I wanted to see what other network architects thought of Cisco's vPC technology which is available on the Nexus line of switches and its application. Personally I believe that under most circunstances vPC is strictly a Data Center technology, it should not be implemented in an user access or closet access scenario in which the more nowdays traditional "layer 3 to the closet" can be applied, with vPC to the closet we are taking advantage of all available bandwidth and the fast convergence but we are still creating an environment susceptible to layer 2 loops, and we are still depending on STP protocol as a backup, perhaps adding some complexity from a support/troubleshooting standpoint. On the other hand, creating P2P /30 routed links between the distribution-access layers can provide the same "use of all available uplinks and fast convergence" results if used in conjunction with a routing protocol that will load balance traffic while at the same time providing L2 fault isolation, this is given that user subnets do not need to span across other closets, which is considered a best practice design anyway.

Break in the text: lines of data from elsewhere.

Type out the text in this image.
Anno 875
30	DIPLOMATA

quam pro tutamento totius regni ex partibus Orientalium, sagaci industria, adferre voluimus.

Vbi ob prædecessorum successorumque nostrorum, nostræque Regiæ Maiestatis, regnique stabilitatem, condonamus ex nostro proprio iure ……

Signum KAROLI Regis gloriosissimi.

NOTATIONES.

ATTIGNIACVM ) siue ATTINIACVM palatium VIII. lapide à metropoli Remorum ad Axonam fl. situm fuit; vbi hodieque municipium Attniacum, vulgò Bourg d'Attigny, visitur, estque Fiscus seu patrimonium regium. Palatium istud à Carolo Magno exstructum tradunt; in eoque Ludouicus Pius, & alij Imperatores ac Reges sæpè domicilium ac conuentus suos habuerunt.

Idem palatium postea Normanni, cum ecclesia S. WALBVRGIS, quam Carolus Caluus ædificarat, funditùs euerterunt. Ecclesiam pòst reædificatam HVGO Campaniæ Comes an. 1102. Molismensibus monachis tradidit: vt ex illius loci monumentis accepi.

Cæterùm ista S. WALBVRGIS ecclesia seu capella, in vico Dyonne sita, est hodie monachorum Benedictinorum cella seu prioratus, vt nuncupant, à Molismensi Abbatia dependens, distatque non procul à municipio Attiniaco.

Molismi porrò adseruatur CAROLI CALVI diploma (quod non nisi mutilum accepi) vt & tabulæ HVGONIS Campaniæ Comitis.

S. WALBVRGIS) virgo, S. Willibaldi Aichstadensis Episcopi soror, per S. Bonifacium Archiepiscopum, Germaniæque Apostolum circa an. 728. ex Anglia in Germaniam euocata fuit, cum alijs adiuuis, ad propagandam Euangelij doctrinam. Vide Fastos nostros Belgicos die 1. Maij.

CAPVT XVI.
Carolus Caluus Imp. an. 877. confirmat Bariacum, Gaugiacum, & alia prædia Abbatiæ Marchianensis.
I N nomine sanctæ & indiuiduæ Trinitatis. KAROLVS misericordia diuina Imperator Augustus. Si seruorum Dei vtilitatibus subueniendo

Any thoughts are appreciated.
Personally I believe that under most circunstances vPC is strictly a Data Center technology,
This is not the answer you are looking for but all I can say is "watch this space".

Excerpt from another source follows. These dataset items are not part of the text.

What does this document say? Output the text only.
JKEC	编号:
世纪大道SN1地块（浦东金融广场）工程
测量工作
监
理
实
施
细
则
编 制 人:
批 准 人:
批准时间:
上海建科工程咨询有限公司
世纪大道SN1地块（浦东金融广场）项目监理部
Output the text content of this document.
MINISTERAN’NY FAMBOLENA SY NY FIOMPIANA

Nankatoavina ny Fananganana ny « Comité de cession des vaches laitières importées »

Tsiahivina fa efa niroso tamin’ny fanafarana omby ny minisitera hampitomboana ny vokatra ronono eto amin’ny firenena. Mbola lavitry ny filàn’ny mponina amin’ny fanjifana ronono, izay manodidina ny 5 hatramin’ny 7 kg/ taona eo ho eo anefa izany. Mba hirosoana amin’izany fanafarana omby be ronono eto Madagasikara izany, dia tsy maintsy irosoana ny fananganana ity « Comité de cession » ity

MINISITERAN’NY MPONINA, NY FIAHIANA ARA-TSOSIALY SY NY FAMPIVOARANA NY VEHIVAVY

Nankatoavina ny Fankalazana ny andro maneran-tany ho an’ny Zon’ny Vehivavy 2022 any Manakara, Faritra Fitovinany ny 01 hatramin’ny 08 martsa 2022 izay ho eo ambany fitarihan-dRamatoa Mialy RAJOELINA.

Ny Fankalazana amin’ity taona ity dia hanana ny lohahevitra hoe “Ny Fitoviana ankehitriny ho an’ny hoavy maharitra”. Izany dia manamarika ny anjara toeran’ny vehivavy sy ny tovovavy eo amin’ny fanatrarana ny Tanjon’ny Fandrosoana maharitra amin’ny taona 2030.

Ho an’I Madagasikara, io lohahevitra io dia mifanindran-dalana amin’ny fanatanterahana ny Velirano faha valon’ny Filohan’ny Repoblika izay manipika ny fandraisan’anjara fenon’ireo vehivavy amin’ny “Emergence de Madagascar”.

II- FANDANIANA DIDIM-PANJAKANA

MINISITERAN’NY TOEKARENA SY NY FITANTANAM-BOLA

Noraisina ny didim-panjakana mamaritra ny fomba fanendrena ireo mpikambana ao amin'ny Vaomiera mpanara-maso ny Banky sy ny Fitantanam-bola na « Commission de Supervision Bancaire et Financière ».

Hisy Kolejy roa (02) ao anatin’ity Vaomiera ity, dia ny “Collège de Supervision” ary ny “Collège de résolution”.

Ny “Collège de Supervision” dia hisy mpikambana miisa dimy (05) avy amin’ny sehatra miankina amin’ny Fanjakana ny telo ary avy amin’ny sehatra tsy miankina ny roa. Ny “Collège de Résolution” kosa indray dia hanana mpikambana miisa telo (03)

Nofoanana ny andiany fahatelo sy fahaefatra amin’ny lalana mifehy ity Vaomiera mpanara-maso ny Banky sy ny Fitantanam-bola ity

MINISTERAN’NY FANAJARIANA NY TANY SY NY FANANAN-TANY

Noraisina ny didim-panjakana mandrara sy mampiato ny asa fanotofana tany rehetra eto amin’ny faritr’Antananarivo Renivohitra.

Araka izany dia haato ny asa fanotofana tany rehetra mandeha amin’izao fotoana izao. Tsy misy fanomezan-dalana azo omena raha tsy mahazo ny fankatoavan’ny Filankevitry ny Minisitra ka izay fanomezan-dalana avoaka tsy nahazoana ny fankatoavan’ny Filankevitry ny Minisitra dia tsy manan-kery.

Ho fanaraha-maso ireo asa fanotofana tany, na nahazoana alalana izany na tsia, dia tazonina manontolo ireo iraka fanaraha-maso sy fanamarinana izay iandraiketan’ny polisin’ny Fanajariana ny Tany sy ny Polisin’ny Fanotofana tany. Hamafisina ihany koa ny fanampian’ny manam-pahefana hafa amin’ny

The words "Nexus 2K" and "PoE" have been going around Cisco for some time now.
Yes Nexus is basically designed for Data Centers thats true but proper network design does not say to have L3 between Access layer and Distribution layer.vPC is not complicated but its very simple considering you should not need to take care of STP and this given more BW as you said.

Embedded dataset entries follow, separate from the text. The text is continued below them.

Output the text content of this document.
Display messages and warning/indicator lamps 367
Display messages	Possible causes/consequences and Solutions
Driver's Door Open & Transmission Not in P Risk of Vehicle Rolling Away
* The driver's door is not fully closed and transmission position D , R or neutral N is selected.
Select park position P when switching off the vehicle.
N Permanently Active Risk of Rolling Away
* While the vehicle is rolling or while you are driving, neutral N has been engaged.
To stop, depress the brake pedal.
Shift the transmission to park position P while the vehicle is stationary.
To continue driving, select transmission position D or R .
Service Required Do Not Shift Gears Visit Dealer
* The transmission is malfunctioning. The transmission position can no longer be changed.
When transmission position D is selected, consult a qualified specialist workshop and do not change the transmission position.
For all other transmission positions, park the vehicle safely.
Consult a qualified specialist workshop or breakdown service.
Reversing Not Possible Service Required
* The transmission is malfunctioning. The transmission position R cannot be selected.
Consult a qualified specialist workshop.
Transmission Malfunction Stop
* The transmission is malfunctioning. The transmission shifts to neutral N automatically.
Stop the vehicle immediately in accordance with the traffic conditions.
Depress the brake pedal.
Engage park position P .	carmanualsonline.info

The reason why its designed for Data Centers ofcourse answer is BW. On user level we do not need 10gig kind of links.It does not change the rule of STP but says if you have dual attached device then STP can be ignored if not then use STP.
More benifits can be seen from VSS/Nexus when we go for OTV/VPLS Layer 2 Extension.
I'd really like to know what Cisco has to say about my question.
Are you implying that Nexus2K is being geared towards the user closet?
There are no plans for N2K towards the user access and it will never be available on campus side.
In traditonal campus side, I would look more towards deploying VSS and L3 routed access design. I have designed many DC/Campus consolidation projects for my customers and have always used L3 access routed design or VSS towards the campus side. If Vlan span across the buildings is a requirement, have always used a dedicated aggregation box running either VSS or STP to the access layer and L3 back to the Campus/DC core.
If VPC available on the Catalyst switches, I would use VPC to give me all available active/active bandwidth. In few of the designs, we have used Nexus7K VDC's to act as the dedicated Campus aggregation box running VPC to the user access layer which has worked very well for us.
Hope this helps.
Your traffic patterns may vary from ours but we had a 99% North/South desktop to server farm communications path and we decided to completely consolidate our access/distribution/core into clustered 7Ks and perform routing only on the 7Ks. Validated our design at Networks 2010 and subsequent design modifications as new buildings were added.
We were PC->L2->Access_Closet[.1]->L3->dist_rtrs->L3->core_6500s->L3->server_farm_routers->L2->Servers
we converted to
where the 7Ks are THE router for both the UCS server farms and desktop users. What was a 4 hop connection between users and resources is now 1 hop - the 7Ks.
Works great. We even put the 7Ks in different areas of the core building to limit our environmental issues and provide more flexible WAN/OTV connectivity options, they are positioned similarly to how the distribution layer used to be. Connectivity to data center resources is via multiple divergent 10G links.
Closets in buildings on the same campus connect as follows
Of course we had duplicated closet vlans [10,20,30] and we swapped those when we migrated but other than management IPs no re-addressing requirements were encountered other than to move the closet .1s to a HSRP on the 7Ks. Spanning tree optimizations need to occur as well.
A PLANNED side benefit was that the cost of the 7Ks were only slightly greater than the deactivated 6500s which were able to be re-purposed and not purchased new when expansion occurs.
Probably one of the most satisfying design changes of my career.